A History of American Indians in California:

Butte County

Cherokee is a historic California gold mining town, constructed in response to the gold discoveries of 1853. It was named after a group of Cherokee Indians who prospected in the area. The town is located 10 miles north of Oroville and two miles west of the Feather River in Butte County. Cherokee was one of the most common names given to mining towns during the California Gold Rush era. This town received its name from a band of Cherokee Indians who came to the state in 1853 with S. O. Potter, a Maine schoolmaster, who had been teaching in Indian territory. Because Cherokee's gold deposits were so rich, news of them spread throughout the territory, and a great many Whites began to come into the town to reap the harvest that had previously benefitted its original occupants.

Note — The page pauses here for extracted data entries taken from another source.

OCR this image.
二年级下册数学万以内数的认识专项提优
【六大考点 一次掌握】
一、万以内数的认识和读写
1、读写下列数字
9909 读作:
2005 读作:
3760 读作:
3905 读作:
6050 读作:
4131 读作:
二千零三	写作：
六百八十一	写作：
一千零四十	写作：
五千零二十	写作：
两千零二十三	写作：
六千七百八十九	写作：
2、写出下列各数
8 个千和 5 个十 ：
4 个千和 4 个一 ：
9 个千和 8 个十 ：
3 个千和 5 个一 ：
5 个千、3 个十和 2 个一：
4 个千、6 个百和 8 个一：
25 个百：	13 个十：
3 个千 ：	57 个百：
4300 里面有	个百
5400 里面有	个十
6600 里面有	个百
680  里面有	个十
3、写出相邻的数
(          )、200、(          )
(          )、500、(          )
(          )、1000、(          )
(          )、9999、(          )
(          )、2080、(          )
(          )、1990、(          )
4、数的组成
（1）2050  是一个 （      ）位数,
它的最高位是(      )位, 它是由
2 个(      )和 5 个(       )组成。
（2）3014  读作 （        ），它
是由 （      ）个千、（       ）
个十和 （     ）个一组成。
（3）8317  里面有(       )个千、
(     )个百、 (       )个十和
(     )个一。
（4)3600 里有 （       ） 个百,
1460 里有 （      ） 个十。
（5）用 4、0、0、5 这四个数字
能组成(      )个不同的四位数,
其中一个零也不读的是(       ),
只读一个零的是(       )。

Cherokee began to prosper as a gold mining town in 1853 when water was brought in from Bloody Run and Grizzly Canyon via Grizzly Ditch. From 1853 to 1861, some companies made 50 dollars a day. During the boom period, the Spring Valley Hydraulic Gold Company owned the town's mining operations which were then described as a magnificent consolidation of many claims, the most successful hydraulic mining operation in Butte County, and among the finest in the world. A post office was established in 1854, followed by the construction of a Welsh Congregational Church in 1857. By 1861, The Mining Press, Cherokee's local newspaper, called the town almost dead; however, as late as 1867, it was still termed a sizeable town. Today, the site of Cherokee is marked by remnants of extensive dredge, placer, and pick-and-shovel mining. The Cherokee Indians who originally mined the area moved on after the gold deposits were exhausted; today, it is difficult to trace the movement of its first Indian inhabitants.